Alexei Navalny died in prison in Siberia on 16 February. He was one of President Putin’s most famous critics, exposing corruption at the heart of Russian power for more than a decade.
Navalny rose to prominence in the late 2000s by becoming a minority shareholder in large Russian companies and asking questions about their finances. He documented his findings about alleged malpractice and corruption on his blog.
He formed the Anti-Corruption Foundation in 2011 and became a key protest leader after Putin's United Russia party won an election marred by allegations of fraud. He was arrested and jailed for 15 days in December that year.
He was briefly jailed again in 2013 after being accused of fraud, but was unexpectedly released to campaign for the 2013 Moscow mayoral elections, in which he finished runner-up behind a Putin ally. He went to vote in the election with his wife Yulia and their two children.
He continued to lead nationwide protests and was often detained by police. He tried to stand for president in the 2018 elections but was barred from doing so because of his fraud conviction.
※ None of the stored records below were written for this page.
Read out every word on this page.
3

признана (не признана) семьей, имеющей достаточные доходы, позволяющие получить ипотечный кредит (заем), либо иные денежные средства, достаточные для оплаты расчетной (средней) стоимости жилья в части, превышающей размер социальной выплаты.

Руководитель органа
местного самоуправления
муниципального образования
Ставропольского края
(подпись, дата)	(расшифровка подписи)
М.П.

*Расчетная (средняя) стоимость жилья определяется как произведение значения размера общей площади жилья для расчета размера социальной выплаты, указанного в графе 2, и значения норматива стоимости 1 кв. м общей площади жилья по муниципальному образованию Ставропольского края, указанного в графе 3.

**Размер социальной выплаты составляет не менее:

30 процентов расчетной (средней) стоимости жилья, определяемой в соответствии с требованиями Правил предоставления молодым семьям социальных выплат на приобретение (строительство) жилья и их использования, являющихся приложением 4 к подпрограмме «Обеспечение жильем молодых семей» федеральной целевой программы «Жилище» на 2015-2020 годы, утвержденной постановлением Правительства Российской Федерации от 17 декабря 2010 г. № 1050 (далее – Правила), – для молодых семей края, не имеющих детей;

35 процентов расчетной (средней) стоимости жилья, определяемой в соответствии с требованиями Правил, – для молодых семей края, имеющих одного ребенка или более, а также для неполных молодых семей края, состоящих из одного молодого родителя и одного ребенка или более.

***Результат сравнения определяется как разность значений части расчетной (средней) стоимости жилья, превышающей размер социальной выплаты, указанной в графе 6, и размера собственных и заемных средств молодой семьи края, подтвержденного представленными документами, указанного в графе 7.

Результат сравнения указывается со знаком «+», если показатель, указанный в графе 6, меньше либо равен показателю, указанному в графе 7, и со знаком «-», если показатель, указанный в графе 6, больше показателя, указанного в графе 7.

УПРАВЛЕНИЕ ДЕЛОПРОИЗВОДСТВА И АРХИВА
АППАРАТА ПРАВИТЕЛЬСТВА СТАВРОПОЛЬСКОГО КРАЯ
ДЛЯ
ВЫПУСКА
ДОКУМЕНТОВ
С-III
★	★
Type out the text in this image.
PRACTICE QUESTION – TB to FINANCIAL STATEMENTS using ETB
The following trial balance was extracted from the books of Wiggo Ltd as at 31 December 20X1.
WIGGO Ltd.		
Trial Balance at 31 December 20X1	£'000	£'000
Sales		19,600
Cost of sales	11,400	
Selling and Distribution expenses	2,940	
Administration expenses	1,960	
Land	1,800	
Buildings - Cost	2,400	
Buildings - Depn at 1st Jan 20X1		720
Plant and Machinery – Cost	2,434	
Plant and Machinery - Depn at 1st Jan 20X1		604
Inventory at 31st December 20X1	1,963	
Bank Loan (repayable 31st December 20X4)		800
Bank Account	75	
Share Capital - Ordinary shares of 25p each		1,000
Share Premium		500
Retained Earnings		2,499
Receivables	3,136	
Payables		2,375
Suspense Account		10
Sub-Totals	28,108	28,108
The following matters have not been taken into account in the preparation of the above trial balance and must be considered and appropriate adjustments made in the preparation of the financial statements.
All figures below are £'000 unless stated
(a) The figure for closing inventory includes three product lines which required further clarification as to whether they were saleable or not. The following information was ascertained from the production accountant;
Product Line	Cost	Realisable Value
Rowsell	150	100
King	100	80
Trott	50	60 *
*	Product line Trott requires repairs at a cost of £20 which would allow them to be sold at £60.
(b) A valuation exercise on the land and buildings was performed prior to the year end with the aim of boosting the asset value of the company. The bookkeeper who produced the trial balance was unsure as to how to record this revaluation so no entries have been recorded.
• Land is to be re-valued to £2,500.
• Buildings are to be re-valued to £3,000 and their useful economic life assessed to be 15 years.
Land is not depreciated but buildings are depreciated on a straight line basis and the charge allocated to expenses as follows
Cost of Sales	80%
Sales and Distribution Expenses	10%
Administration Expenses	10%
In August 2020, Navalny collapsed on a flight over Siberia and was rushed to hospital in Omsk. Tests later showed that he was poisoned by Novichok, a nerve agent commonly used in the Soviet era. The Kremlin denied being responsible for the attack.
He was treated in Berlin and flew back to Russia in January 2021 with his wife. He was detained on his arrival in Moscow for breaching the conditions of a suspended sentence while recuperating in Germany.
He was sent to prison in February 2021 and his two-and-a-half-year sentence was upped to nine years in 2023 after a conviction on new charges of embezzlement and contempt of court. He was also given an additional 19 years at a "special regime" facility on extremism charges.
After not being seen for two weeks, he surfaced again at a penal colony in the North Arctic at the end of 2023. Officials said the 47-year-old died there on 16 February after feeling unwell.